Lucy, I agree completely. I think the economy, stock market and exhaustion (literal and financial) from political giving have the potential to create the "perfect storm" for charitable organizations. We're thinking about this here at the Arcus Foundation and talking about getting some real data from our grantees after the end year fundraising figures are in to assess the impact and the extent to which we need to come forward with emergency, general op funds. I'd hate to see our people hampered just at the time when a new federal administration could make a lot of things possible if the right advocacy strategies were able to be executed.

Lucy Bernholz said...

Thanks Cindy - I could not agree more. One of the challenges we all face in philanthropy in down times is not backsliding - here's how I have been thinking about this. Imagine you are a donor supporting after-school tutoring programs. Money gets tight. You pull back your giving. Public funds recede. Other donors pull back. The tutoring program cuts spots for kids. The very kids who had been making progress through the tutoring program can no longer get that help. They lose ground academically. In essence, the investments made in that program and in those kids during good times are lost.
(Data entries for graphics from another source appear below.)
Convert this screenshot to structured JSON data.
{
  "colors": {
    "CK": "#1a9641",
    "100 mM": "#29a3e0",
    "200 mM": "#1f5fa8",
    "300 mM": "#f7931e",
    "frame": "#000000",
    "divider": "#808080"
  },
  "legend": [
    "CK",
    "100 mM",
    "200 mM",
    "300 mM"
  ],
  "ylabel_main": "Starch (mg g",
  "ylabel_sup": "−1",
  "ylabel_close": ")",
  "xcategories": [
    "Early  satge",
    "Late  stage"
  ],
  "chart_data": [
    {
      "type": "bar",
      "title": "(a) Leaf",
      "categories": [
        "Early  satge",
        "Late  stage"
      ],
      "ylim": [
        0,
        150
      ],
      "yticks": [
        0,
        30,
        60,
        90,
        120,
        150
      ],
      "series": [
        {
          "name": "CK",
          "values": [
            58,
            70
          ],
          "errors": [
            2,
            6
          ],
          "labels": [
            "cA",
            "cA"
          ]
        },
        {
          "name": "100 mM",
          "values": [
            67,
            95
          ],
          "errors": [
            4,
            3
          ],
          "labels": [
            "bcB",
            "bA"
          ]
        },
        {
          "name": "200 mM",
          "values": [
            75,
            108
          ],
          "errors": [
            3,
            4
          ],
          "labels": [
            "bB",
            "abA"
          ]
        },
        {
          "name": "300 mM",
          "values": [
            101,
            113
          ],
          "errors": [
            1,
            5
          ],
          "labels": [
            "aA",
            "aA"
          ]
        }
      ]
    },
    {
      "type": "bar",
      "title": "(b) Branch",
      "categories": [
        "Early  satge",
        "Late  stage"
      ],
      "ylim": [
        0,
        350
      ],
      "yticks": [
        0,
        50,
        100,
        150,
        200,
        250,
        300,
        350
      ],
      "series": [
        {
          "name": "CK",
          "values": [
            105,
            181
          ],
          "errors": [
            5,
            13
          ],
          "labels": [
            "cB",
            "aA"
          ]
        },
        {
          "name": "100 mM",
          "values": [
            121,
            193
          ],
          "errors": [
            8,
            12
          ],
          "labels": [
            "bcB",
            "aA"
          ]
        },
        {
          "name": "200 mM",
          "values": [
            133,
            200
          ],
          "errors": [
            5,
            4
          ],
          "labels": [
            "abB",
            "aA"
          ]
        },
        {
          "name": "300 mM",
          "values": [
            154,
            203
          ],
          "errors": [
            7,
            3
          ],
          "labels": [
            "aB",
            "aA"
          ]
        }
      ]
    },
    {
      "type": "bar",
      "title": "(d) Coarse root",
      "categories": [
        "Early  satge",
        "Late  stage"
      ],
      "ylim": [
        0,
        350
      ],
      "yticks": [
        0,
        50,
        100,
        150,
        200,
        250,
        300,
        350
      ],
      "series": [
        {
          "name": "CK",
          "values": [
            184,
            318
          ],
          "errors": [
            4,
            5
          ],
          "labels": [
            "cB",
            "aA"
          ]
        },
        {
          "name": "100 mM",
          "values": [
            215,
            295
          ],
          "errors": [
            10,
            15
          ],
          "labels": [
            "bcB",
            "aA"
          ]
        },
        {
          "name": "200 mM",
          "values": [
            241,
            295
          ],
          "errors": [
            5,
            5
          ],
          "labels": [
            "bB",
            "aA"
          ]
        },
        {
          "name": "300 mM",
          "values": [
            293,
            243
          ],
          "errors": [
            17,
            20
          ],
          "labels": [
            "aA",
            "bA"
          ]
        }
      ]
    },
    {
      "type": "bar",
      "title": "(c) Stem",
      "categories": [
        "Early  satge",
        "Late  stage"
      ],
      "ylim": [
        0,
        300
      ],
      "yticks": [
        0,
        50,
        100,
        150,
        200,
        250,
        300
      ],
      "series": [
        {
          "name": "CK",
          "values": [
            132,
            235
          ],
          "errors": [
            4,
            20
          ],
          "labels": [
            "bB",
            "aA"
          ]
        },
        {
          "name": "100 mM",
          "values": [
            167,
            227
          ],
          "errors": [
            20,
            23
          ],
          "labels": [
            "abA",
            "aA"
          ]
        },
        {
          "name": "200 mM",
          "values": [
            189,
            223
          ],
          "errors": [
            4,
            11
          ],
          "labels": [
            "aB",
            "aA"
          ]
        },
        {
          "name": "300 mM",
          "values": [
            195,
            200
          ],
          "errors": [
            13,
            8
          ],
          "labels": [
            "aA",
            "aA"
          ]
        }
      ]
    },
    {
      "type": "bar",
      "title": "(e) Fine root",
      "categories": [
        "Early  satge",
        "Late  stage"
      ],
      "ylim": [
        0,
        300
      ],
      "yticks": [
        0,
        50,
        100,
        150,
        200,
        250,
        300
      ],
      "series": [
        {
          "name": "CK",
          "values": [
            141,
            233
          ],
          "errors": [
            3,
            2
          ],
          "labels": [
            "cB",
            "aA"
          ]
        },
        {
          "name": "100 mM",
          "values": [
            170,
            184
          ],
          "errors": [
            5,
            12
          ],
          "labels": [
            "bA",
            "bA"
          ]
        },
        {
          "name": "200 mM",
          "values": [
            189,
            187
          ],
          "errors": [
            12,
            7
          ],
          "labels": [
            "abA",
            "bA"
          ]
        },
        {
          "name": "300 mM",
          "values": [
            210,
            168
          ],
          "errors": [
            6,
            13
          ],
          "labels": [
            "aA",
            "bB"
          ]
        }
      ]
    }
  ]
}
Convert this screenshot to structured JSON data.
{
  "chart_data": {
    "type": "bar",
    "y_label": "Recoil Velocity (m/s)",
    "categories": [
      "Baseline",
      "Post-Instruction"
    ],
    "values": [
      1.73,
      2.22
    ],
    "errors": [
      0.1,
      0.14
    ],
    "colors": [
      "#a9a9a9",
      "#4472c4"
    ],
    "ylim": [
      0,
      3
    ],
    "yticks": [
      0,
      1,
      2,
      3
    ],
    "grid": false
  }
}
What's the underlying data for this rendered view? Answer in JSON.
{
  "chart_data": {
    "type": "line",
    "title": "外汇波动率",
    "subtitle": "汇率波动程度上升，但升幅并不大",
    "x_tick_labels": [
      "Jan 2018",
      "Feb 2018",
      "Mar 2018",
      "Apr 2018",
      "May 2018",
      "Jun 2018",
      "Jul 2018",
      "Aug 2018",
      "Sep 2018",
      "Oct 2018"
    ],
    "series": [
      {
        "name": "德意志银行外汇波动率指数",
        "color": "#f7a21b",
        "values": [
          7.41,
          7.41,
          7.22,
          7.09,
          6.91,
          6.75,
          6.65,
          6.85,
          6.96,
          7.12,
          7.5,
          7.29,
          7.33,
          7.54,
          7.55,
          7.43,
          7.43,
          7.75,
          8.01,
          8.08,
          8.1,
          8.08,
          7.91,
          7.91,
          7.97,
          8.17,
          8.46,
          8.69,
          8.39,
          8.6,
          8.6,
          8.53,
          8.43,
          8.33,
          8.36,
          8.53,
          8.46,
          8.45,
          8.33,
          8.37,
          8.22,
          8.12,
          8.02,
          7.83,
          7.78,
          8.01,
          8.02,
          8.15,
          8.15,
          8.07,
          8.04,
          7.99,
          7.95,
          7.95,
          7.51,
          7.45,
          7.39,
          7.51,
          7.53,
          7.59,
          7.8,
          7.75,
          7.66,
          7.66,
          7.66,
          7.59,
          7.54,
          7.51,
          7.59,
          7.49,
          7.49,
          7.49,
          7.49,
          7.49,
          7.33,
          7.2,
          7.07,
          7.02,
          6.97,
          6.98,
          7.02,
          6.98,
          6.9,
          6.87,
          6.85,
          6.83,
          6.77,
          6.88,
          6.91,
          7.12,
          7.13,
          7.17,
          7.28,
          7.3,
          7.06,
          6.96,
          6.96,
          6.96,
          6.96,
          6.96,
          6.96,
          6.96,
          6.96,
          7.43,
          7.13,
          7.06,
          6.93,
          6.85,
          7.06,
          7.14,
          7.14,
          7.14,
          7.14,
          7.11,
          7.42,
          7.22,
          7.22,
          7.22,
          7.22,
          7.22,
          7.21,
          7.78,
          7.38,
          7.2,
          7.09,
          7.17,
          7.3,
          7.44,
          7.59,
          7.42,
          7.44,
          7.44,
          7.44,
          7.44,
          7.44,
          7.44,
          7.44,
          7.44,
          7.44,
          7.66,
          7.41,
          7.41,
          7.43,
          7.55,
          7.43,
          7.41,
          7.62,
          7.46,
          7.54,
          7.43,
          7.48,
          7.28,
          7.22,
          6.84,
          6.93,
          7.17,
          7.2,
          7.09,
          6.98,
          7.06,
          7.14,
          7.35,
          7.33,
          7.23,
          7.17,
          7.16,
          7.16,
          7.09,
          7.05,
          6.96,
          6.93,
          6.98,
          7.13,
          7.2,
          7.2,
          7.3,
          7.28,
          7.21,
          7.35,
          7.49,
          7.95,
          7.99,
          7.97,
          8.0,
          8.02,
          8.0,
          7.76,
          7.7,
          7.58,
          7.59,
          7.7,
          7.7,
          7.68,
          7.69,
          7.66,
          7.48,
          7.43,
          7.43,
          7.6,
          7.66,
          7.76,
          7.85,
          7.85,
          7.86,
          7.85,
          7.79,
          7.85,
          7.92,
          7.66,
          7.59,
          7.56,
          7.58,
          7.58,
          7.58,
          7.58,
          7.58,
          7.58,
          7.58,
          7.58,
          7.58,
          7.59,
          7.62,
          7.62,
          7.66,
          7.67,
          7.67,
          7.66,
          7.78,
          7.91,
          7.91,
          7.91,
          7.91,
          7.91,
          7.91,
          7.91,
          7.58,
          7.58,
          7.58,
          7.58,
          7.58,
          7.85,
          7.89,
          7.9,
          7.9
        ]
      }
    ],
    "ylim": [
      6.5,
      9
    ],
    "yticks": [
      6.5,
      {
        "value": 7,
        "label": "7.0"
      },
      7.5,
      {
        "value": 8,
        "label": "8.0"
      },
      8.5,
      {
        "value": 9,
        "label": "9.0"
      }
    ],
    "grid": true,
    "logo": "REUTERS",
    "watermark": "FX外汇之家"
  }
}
Your point about advocacy organizations and infrastructure - given this particular presidential election - is right on. If the support that has built those organizations through the last 8 years erodes now, there will not be the platform/infrastructure from which to move forward come January 20.

Giving in down times - it is a tough set of choices.

Thanks for your comment. I'd love to learn what you learn from your grantees about their end-of-year fundraising.

Anonymous said...

I think you make a good point about political giving, and I hadn't heard it before. I've also given way more money than ever to political candidate, and that had already factored into the amount I decided upon when I was asked for support by an organization with which I've been familiar for a long time but had never personally supported. will be interesting to see what that and the meltdown combined will mean when we sit down to think through the rest of our donations this year.